Jusqu’à son retrait du marché le 30 novembre 2009, le Mediator a été utilisé par cinq millions de personnes en France. Il est à l’origine de graves lésions des valves cardiaques (valvulopathies) et d’hypertension artérielle pulmonaire (HTAP), une pathologie rare et mortelle, et pourrait être responsable à long terme de 2.100 décès, selon une expertise judiciaire.

"Réalité terrifiante"

Le procès concernera essentiellement des faits de "tromperie aggravée", l’instruction pour "homicides et blessures involontaires" étant toujours en cours, même si ont été joints à l’audience les cas de 91 victimes – dont quatre sont décédées – pour lesquelles les expertises ont conclu à une causalité entre les pathologies et le Mediator.

Toutefois, une grande partie de ces victimes corporelles ont accepté des accords transactionnels d’indemnisation avec Servier en vertu desquels elles se désisteront de la procédure pénale.

Ce qui s’est passé "c’est une horreur. On a fait fi de la vie des gens", a déclaré avant l’audience l’une de ces parties civiles, Christine Langellier, 56 ans, à qui du Mediator a été prescrit en 1995 pour lui faire perdre du poids, avec des "répercussions épouvantables".

Selon son avocat, Jean-Christophe Coubris, qui défend au total 1.650 parties civiles, les victimes attendent qu’"il y ait enfin justice" et que "les mensonges de Servier réitérés encore aujourd’hui puissent cesser, que l’on mette à mal tout ce système".

Lisa Boussinot, dont la mère Pascale Sarolea est décédée à cause du Mediator, veut, elle, être là "de manière symbolique".

Malades, éloignées ou "désabusées", de nombreuses autres victimes ne feront en revanche pas le déplacement, pointe Me Joseph-Oudin, qui veut éviter "un procès d’experts". "Il faut rappeler au tribunal la réalité terrifiante des désastres et méfaits du Mediator", insiste-t-il.

Onze personnes morales et douze personnes physiques comparaîtront au total.
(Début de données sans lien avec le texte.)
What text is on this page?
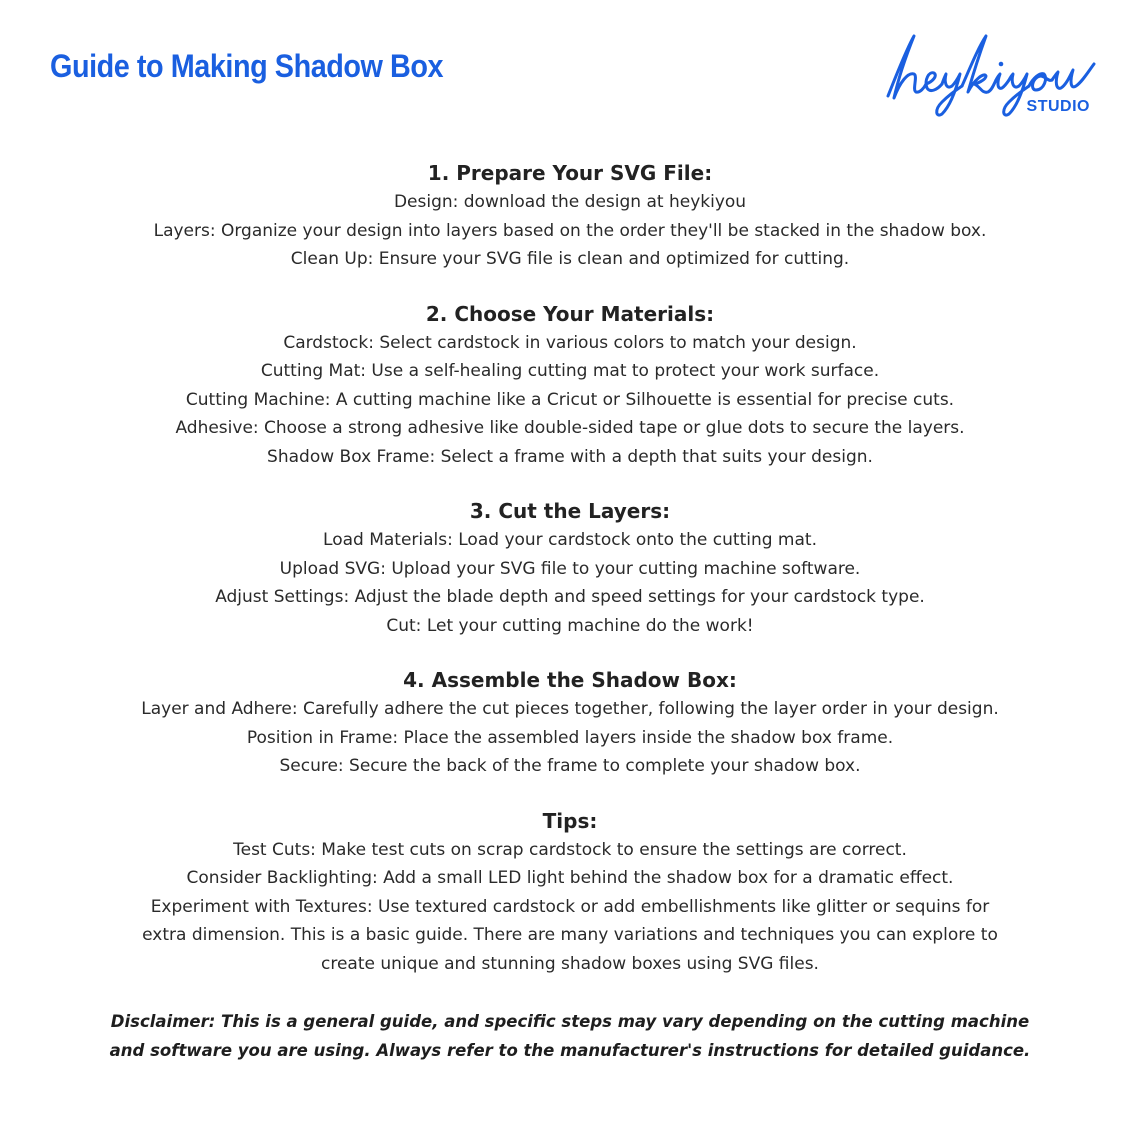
Guide to Making Shadow Box
STUDIO
1. Prepare Your SVG File:

Design: download the design at heykiyou

Layers: Organize your design into layers based on the order they'll be stacked in the shadow box.

Clean Up: Ensure your SVG file is clean and optimized for cutting.

2. Choose Your Materials:

Cardstock: Select cardstock in various colors to match your design.

Cutting Mat: Use a self-healing cutting mat to protect your work surface.

Cutting Machine: A cutting machine like a Cricut or Silhouette is essential for precise cuts.

Adhesive: Choose a strong adhesive like double-sided tape or glue dots to secure the layers.

Shadow Box Frame: Select a frame with a depth that suits your design.

3. Cut the Layers:

Load Materials: Load your cardstock onto the cutting mat.

Upload SVG: Upload your SVG file to your cutting machine software.

Adjust Settings: Adjust the blade depth and speed settings for your cardstock type.

Cut: Let your cutting machine do the work!

4. Assemble the Shadow Box:

Layer and Adhere: Carefully adhere the cut pieces together, following the layer order in your design.

Position in Frame: Place the assembled layers inside the shadow box frame.

Secure: Secure the back of the frame to complete your shadow box.

Tips:

Test Cuts: Make test cuts on scrap cardstock to ensure the settings are correct.

Consider Backlighting: Add a small LED light behind the shadow box for a dramatic effect.

Experiment with Textures: Use textured cardstock or add embellishments like glitter or sequins for

extra dimension. This is a basic guide. There are many variations and techniques you can explore to

create unique and stunning shadow boxes using SVG files.

Disclaimer: This is a general guide, and specific steps may vary depending on the cutting machine
and software you are using. Always refer to the manufacturer's instructions for detailed guidance.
Cinq mis en cause sont décédés lors de l’instruction, dont le principal protagoniste, le fondateur des laboratoires Jacques Servier, mort en 2014 à 92 ans, au grand dam des victimes.

Le groupe Servier devra répondre de sept infractions, dont "escroquerie" au préjudice de la sécurité sociale et des mutuelles.

A son côté, l’ANSM, qui a remplacé l’Afssaps (Agence française de sécurité sanitaire des produits de santé) après le scandale, sera jugée pour "homicides et blessures involontaires" par "négligences", pour avoir tardé à suspendre le médicament malgré de nombreuses alertes.

En France, de premiers cas de valvulopathies et d’HTAP avaient été signalés dès 1999, et le Mediator avait été retiré de la vente en Espagne et en Italie en 2003.

Le groupe Servier et l’ANSM encourent des amendes et l’indemnisation de nombreuses victimes.